Om Malik focused on the hype surrounding artificial intelligence in a piece in the New Yorker late last week.

The term artificial intelligence, Malik said, has been “hijacked by marketers and advertising copy writers. A lot of what people are calling ‘artificial intelligence’ is really data analytics — in other words, business as usual.”

Malik spoke with A.I. experts to try to get a single definition of artificial intelligence, but he found that the answer varies. Citing futurist Kevin Kelly, Malik concluded that what we consider A.I. today and what we may have considered A.I. 50 years ago or understand it to be 50 years from now will be different.

“If people could have seen our current voice-to-text capabilities 50 years ago, it would have looked as if technology had become sentient,” he said.

Malik believes it will take decades for A.I. to operate truly independently of human handlers. An A.I.-human hybrid will be the norm until then, and so will over-hyped claims about what A.I. is able to do.

Comparisons are frequently made between bots and the beginnings of the app ecosystem or the early days of the web.
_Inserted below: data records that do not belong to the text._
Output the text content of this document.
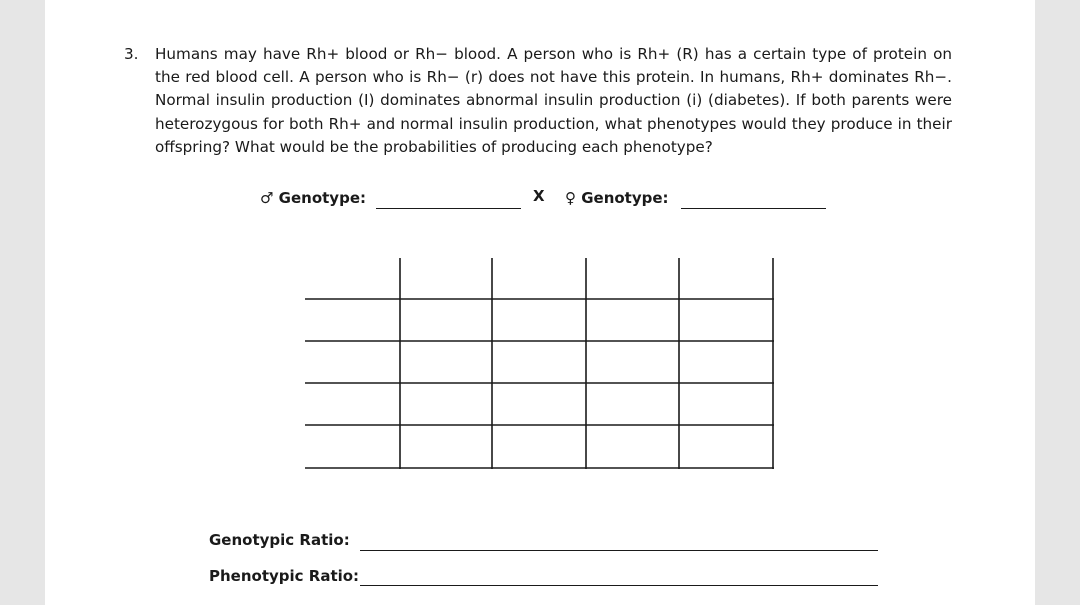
3. Humans may have Rh+ blood or Rh− blood. A person who is Rh+ (R) has a certain type of protein on the red blood cell. A person who is Rh− (r) does not have this protein. In humans, Rh+ dominates Rh−. Normal insulin production (I) dominates abnormal insulin production (i) (diabetes). If both parents were heterozygous for both Rh+ and normal insulin production, what phenotypes would they produce in their offspring? What would be the probabilities of producing each phenotype?
♂ Genotype:	X ♀ Genotype:
Genotypic Ratio:
Phenotypic Ratio:
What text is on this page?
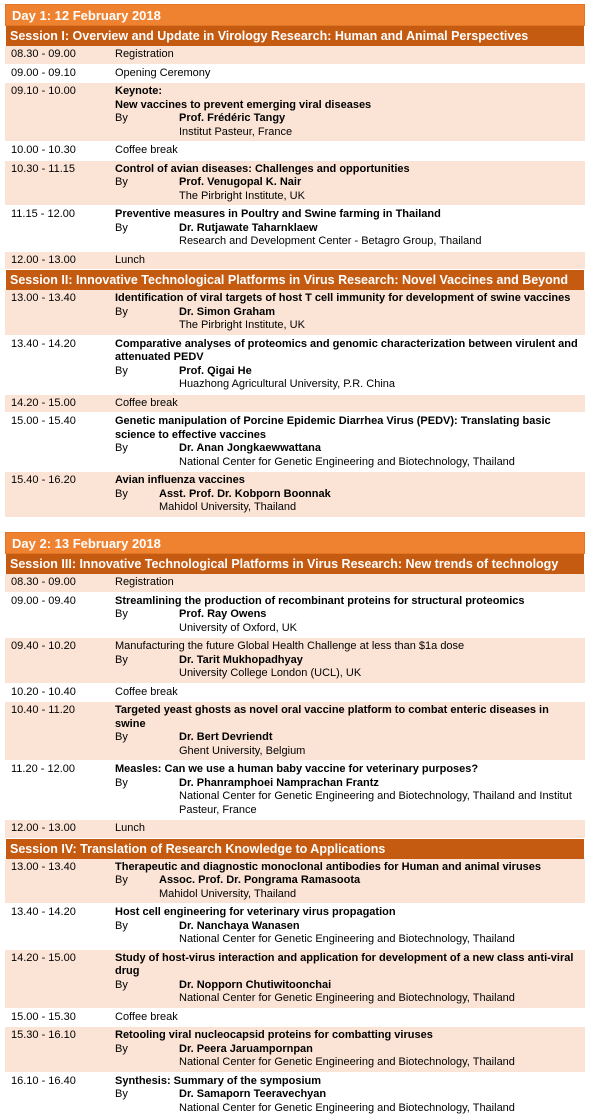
Day 1: 12 February 2018
Session I: Overview and Update in Virology Research: Human and Animal Perspectives
08.30 - 09.00	Registration
09.00 - 09.10	Opening Ceremony
09.10 - 10.00	Keynote:
New vaccines to prevent emerging viral diseases
By	Prof. Frédéric Tangy
Institut Pasteur, France
10.00 - 10.30	Coffee break
10.30 - 11.15	Control of avian diseases: Challenges and opportunities
By	Prof. Venugopal K. Nair
The Pirbright Institute, UK
11.15 - 12.00	Preventive measures in Poultry and Swine farming in Thailand
By	Dr. Rutjawate Taharnklaew
Research and Development Center - Betagro Group, Thailand
12.00 - 13.00	Lunch
Session II: Innovative Technological Platforms in Virus Research: Novel Vaccines and Beyond
13.00 - 13.40	Identification of viral targets of host T cell immunity for development of swine vaccines
By	Dr. Simon Graham
The Pirbright Institute, UK
13.40 - 14.20	Comparative analyses of proteomics and genomic characterization between virulent and attenuated PEDV
By	Prof. Qigai He
Huazhong Agricultural University, P.R. China
14.20 - 15.00	Coffee break
15.00 - 15.40	Genetic manipulation of Porcine Epidemic Diarrhea Virus (PEDV): Translating basic science to effective vaccines
By	Dr. Anan Jongkaewwattana
National Center for Genetic Engineering and Biotechnology, Thailand
15.40 - 16.20	Avian influenza vaccines
By	Asst. Prof. Dr. Kobporn Boonnak
Mahidol University, Thailand
Day 2: 13 February 2018
Session III: Innovative Technological Platforms in Virus Research: New trends of technology
08.30 - 09.00	Registration
09.00 - 09.40	Streamlining the production of recombinant proteins for structural proteomics
By	Prof. Ray Owens
University of Oxford, UK
09.40 - 10.20	Manufacturing the future Global Health Challenge at less than $1a dose
By	Dr. Tarit Mukhopadhyay
University College London (UCL), UK
10.20 - 10.40	Coffee break
10.40 - 11.20	Targeted yeast ghosts as novel oral vaccine platform to combat enteric diseases in swine
By	Dr. Bert Devriendt
Ghent University, Belgium
11.20 - 12.00	Measles: Can we use a human baby vaccine for veterinary purposes?
By	Dr. Phanramphoei Namprachan Frantz
National Center for Genetic Engineering and Biotechnology, Thailand and Institut Pasteur, France
12.00 - 13.00	Lunch
Session IV: Translation of Research Knowledge to Applications
13.00 - 13.40	Therapeutic and diagnostic monoclonal antibodies for Human and animal viruses
By	Assoc. Prof. Dr. Pongrama Ramasoota
Mahidol University, Thailand
13.40 - 14.20	Host cell engineering for veterinary virus propagation
By	Dr. Nanchaya Wanasen
National Center for Genetic Engineering and Biotechnology, Thailand
14.20 - 15.00	Study of host-virus interaction and application for development of a new class anti-viral drug
By	Dr. Nopporn Chutiwitoonchai
National Center for Genetic Engineering and Biotechnology, Thailand
15.00 - 15.30	Coffee break
15.30 - 16.10	Retooling viral nucleocapsid proteins for combatting viruses
By	Dr. Peera Jaruampornpan
National Center for Genetic Engineering and Biotechnology, Thailand
16.10 - 16.40	Synthesis: Summary of the symposium
By	Dr. Samaporn Teeravechyan
National Center for Genetic Engineering and Biotechnology, Thailand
GameOn CEO Alex Beckman remembers his first months as an app developer after the App Store opened and the iOS software development kit was released.

A lot of apps, including some he made, were just repackaged web pages, he recalled. It took half a year or more for developers to make apps that took advantage of the app interface and moved the needle.

“We know six to 12 months from now it’s going to look very little like it looks now,” he concluded.

VentureBeat’s John Brandon noted in a post last week that ecosystem maturation and the surrounding hype tend to follow a predictable cycle.

First comes the hype, in this case, the declaration by hashtag creator Chris Messina that 2016 is the year of conversational commerce, the opening of platforms by Kik, Microsoft, and Facebook (all within a few weeks of each other), and the rapid addition of new features to accommodate bots, what Josh Johnson of Kik refers to as the chat platform “arms race.”

Microsoft CEO Satya Nadella called bots “the new interface” and a shift as influential to computing as the graphic user interface.

Now comes the letdown from unmet expectations. Eventually, the ecosystem will build to “a state of enlightenment and, finally, productivity.”

“The disillusionment phase happened when people started questioning whether the first round of chatbots really did anything that profound compared to apps,” Nadella wrote. “The ultimate solution? Bots need more intelligence. They need to astound, not just aid, the user.”

It might take years or decades for the A.I. that allows bots and personal assistants to function on their own, but we won’t have to wait that long for conversational commerce to take hold and for people to see the promise of bots.

WeChat, billions of monthly active users, and the potential billions to come are proof enough of that.